Balance Sheet Strength and Deleveraging Path

Strong cash flow generation is expected to support UltraTech’s ongoing expansion while gradually reducing leverage.

Despite a temporary rise in net debt due to acquisitions and capacity expansion, the company’s robust operating cash flow will enable steady deleveraging.

Analysts estimate:

Operating cash flow of about Rs501 billion during FY26-FY28

Net debt declining to roughly Rs52.9 billion by FY28

The net debt-to-EBITDA ratio is projected to fall sharply to about 0.2x, indicating a much stronger balance sheet over the medium term.

At the same time, improving profitability is expected to enhance return metrics:

Return on Equity (RoE): expected to reach about 14% by FY28

Return on Capital Employed (RoCE): projected around 13%

Industry Tailwinds Supporting Cement Demand

The broader cement sector is witnessing a notable recovery in demand.

Recent industry trends suggest strong consumption growth, particularly during the November 2025 to January 2026 period, when cement demand grew at mid-teen levels compared with the mid-single-digit growth seen earlier in the fiscal year.

Two major factors are driving this momentum:

Government-led infrastructure investment

Recovery in housing and real estate construction

This demand revival is likely to support cement price increases across the industry, benefiting large integrated players like UltraTech.

With its extensive distribution network and operational scale, the company is well positioned to capture this demand surge.

Valuation and Investment View

Motilal Oswal values UltraTech Cement at 19x FY28 estimated EV/EBITDA.

Based on this valuation framework, the brokerage has arrived at a target price of Rs15,000 per share, compared with the current market price of approximately Rs12,937.

This implies:

Potential upside: about 16%

Investment rating: BUY

The brokerage believes UltraTech offers a compelling investment opportunity due to:

Consistent market share expansion

Strong earnings visibility

Operational efficiency improvements

A structurally improving cement demand cycle

Conclusion: Structural Growth Story Remains Intact

UltraTech Cement continues to stand out as India’s most dominant cement producer with a clear long-term growth trajectory.
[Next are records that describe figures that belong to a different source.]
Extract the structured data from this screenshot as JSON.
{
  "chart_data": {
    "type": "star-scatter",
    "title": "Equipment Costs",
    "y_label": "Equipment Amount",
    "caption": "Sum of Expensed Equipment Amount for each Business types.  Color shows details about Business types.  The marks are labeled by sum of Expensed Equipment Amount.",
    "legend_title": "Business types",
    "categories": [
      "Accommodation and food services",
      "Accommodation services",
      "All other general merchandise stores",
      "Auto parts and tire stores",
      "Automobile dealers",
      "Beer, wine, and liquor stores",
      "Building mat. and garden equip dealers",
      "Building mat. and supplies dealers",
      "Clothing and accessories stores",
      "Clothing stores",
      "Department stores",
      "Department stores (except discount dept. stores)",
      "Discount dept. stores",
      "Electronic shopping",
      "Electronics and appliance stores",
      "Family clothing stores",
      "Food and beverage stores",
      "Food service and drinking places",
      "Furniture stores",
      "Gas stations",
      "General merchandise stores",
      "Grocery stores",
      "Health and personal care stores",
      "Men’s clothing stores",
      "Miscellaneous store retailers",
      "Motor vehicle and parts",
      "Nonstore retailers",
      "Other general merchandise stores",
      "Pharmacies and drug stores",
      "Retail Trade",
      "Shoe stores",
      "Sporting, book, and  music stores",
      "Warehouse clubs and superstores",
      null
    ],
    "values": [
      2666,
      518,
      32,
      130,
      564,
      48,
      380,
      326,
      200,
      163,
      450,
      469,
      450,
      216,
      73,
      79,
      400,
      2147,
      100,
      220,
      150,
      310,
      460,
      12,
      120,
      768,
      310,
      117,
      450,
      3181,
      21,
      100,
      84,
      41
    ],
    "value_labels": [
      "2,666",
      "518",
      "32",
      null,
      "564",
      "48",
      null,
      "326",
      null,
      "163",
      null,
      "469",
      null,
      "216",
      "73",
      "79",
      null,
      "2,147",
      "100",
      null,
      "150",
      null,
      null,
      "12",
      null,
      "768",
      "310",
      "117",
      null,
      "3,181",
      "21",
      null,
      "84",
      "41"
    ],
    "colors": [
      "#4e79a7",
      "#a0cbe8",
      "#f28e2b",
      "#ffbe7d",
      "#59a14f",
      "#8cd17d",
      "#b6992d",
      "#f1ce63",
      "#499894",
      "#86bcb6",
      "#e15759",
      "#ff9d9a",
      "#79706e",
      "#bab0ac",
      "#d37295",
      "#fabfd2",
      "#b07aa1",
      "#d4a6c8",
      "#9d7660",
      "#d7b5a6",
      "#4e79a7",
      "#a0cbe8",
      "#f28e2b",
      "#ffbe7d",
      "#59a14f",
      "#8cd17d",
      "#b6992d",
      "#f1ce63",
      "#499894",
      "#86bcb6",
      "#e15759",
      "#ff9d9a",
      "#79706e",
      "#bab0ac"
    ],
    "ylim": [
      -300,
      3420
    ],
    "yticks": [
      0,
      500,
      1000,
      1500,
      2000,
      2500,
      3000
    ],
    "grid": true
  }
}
With aggressive capacity expansion, improving operational efficiency, and a strengthening balance sheet, the company appears well positioned to capitalize on the next phase of infrastructure-led growth in India.

As demand accelerates and margins expand, UltraTech’s earnings profile is expected to improve steadily over the coming years, reinforcing the brokerage’s bullish stance on the stock.